Addressing Labelled Data Scarcity: Taxonomy-Agnostic Annotation of PII Values in HTTP Traffic using LLMs
This paper addresses the challenge of detecting Personally Identifiable Information (PII) leakage in web and mobile application network traffic. Traditional detection methods often rely on manual labeling and are "locked" into specific, fixed definitions of PII, making them difficult to adapt when privacy regulations or data definitions change. The authors propose a flexible, LLM-based pipeline that can identify and extract PII values based on any privacy taxonomy provided at runtime, effectively removing the need for constant retraining.
A Multi-Stage Annotation Pipeline
The researchers developed a modular system that breaks down the complex task of PII detection into smaller, manageable steps. First, the system performs deterministic pre-processing to normalize HTTP message bodies, such as decoding URL-encoded characters or resolving HTML entities.
The core annotation process follows a two-stage approach: 1. Label-level classification: The system identifies which PII types (e.g., email, phone number) are present in the message. 2. Instance-level extraction: Once the relevant labels are identified, the system extracts the specific values associated with those labels.
Finally, a review stage acts as a quality control layer, allowing the system to correct potential errors like missed values or incorrect boundaries, ensuring higher accuracy without requiring a full re-run.
Enhancing Reliability with LLM Harnessing
To ensure the LLM performs consistently, the authors implemented a "harness" that wraps around the model. This component uses Retrieval-Augmented Generation (RAG) to provide the model with relevant examples of how to handle specific data structures or label types. By retrieving examples that match the structure of the current HTTP message, the system improves its ability to correctly identify PII boundaries. Additionally, the harness includes a validation layer that checks the model's output for structural errors and ensures that all labels used are part of the provided taxonomy, automatically correcting minor variations in formatting or spelling.
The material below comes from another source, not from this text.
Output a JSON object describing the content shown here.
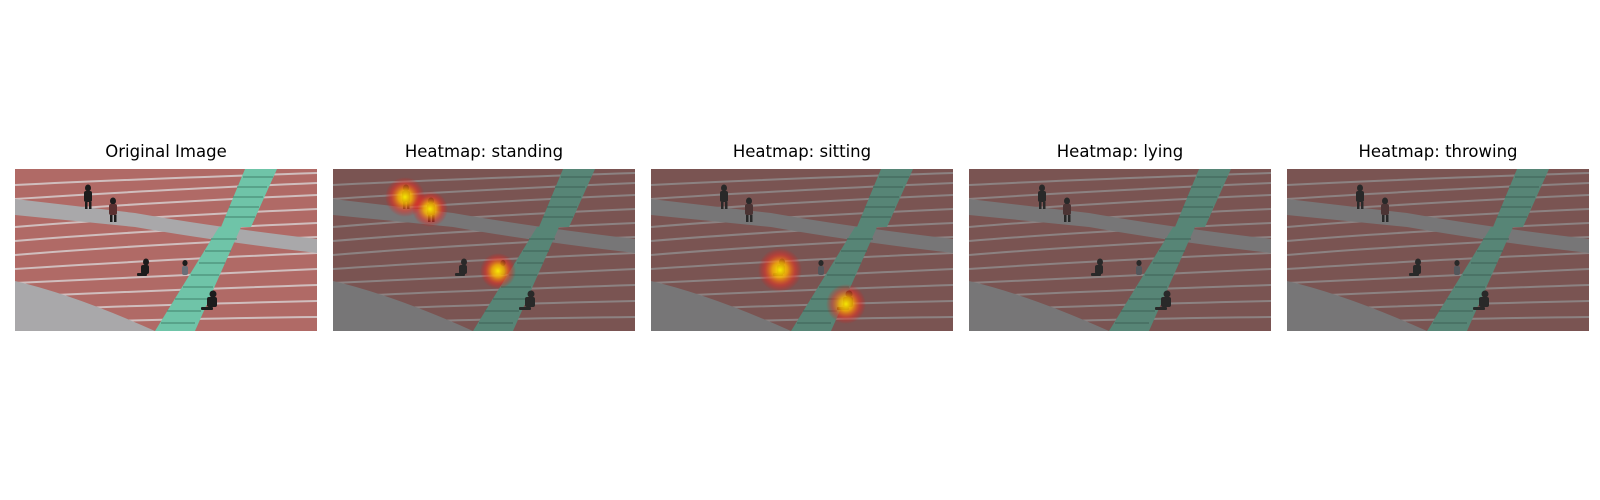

Synthetic Data for Evaluation
Because real-world PII is sensitive and difficult to use for testing, the authors created a synthetic HTTP traffic generator. This tool uses an LLM to produce realistic, fake network traffic that includes ground-truth PII annotations. This allows developers to test and evaluate their privacy auditing tools in a controlled environment without exposing actual user data. By generating diverse scenarios, the researchers were able to test their pipeline across three different PII taxonomies, demonstrating that the approach is flexible enough to handle varying levels of detail and different privacy domains.
Key Findings
The study demonstrates that LLMs can serve as a robust foundation for privacy auditing. The pipeline successfully identified and extracted PII values across different taxonomies, proving that the system is not tied to a single, static definition of sensitive data. By combining task decomposition, RAG-based prompting, and synthetic data generation, the authors provide a scalable solution for organizations that need to adapt their privacy monitoring to evolving legal frameworks and changing application requirements.